There is a new paper by Liu et al. that claims to have understood the key mechanism underlying grokking (potentially even generalization more broadly).
They argue:
1. Grokking can be explained via the norm of the weights. They claim that there is a constant level of the weight norm that is optimal for generalization.
2. If there is an optimal level of the weight norm, the weight norm of your model after initialization can be either too low, too high or optimal. They claim that grokking is a phenomenon where we initialize the model with a large weight norm and it then slowly walks toward the optimal weight norm and then generalizes.

3. They also claim that you can get the same results as grokking but much faster if you set the weight norm correctly at every step.
4. They set the norm "correctly" by rescaling the weights after each unconstrained optimization step (so after every weight update loss.backward()?!)
Implications:
- I think they have found a very important insight of grokking and finding generalizing circuits more broadly.
- I'm still a bit skeptical of some of the claims and results. On some level "just fix your weight norm and the model generalizes" sounds too simple to be true for all tasks.
- I think this result could have big implications but I'm not yet sure whether they are positive or negative. On the one hand, finding generalizing circuits seems to solve some of the problems associated with bad out-of-distribution generalization. On the other hand, it likely speeds up capabilities.

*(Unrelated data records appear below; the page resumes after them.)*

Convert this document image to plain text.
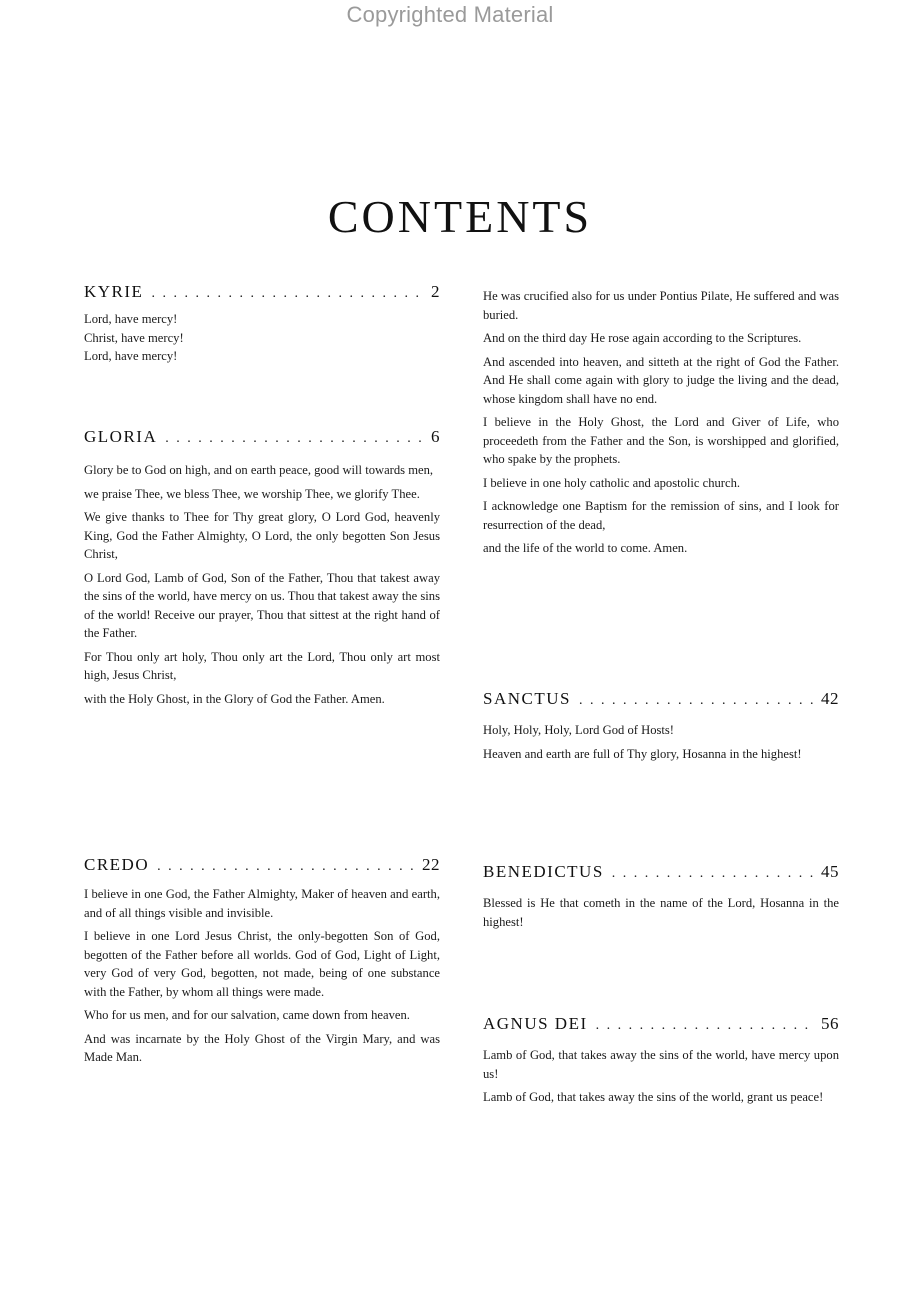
Copyrighted Material
CONTENTS
KYRIE . . .	2

Lord, have mercy!

Christ, have mercy!

Lord, have mercy!

GLORIA . . .	6

Glory be to God on high, and on earth peace, good will towards men,

we praise Thee, we bless Thee, we worship Thee, we glorify Thee.

We give thanks to Thee for Thy great glory, O Lord God, heavenly King, God the Father Almighty, O Lord, the only begotten Son Jesus Christ,

O Lord God, Lamb of God, Son of the Father, Thou that takest away the sins of the world, have mercy on us. Thou that takest away the sins of the world! Receive our prayer, Thou that sittest at the right hand of the Father.

For Thou only art holy, Thou only art the Lord, Thou only art most high, Jesus Christ,

with the Holy Ghost, in the Glory of God the Father. Amen.

CREDO . . .	22

I believe in one God, the Father Almighty, Maker of heaven and earth, and of all things visible and invisible.

I believe in one Lord Jesus Christ, the only-begotten Son of God, begotten of the Father before all worlds. God of God, Light of Light, very God of very God, begotten, not made, being of one substance with the Father, by whom all things were made.

Who for us men, and for our salvation, came down from heaven.

And was incarnate by the Holy Ghost of the Virgin Mary, and was Made Man.

He was crucified also for us under Pontius Pilate, He suffered and was buried.

And on the third day He rose again according to the Scriptures.

And ascended into heaven, and sitteth at the right of God the Father. And He shall come again with glory to judge the living and the dead, whose kingdom shall have no end.

I believe in the Holy Ghost, the Lord and Giver of Life, who proceedeth from the Father and the Son, is worshipped and glorified, who spake by the prophets.

I believe in one holy catholic and apostolic church.

I acknowledge one Baptism for the remission of sins, and I look for resurrection of the dead,

and the life of the world to come. Amen.

SANCTUS . . .	42

Holy, Holy, Holy, Lord God of Hosts!

Heaven and earth are full of Thy glory, Hosanna in the highest!

BENEDICTUS . . .	45

Blessed is He that cometh in the name of the Lord, Hosanna in the highest!

AGNUS DEI . . .	56

Lamb of God, that takes away the sins of the world, have mercy upon us!

Lamb of God, that takes away the sins of the world, grant us peace!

I'm very unsure about this paper but intuitively it feels important. Thoughts?
Hmm, I haven't read the paper yet, but thinking about it, the easiest way to change the weight norm is just to multiply all weights by some factor α, but then in a network with ReLU activations and L layers, this would be completely equivalent to multiplying the output of the network by αL. In the overfitting regime where the network produces probability distributions where the mode is equal to the answer for all training tokens, the easiest way to decrease loss is just to multiply the output by a constant factor, essentially decreasing the entropy of the distribution forever, but this strategy fails at test-time because the mode is not equal to the answer there. So keeping the weight norm at some specified level might just be a way to prevent the network from taking the easy way towards decreasing training loss, and forcing it to find ways at constant-weight-norm to decrease loss, which would better generalize for the test-set.
I think this theory is probably part of the story, but it fails to explain Figure 2(b), where grokking happens in the presence of weight decay, even if you keep weight norm constant.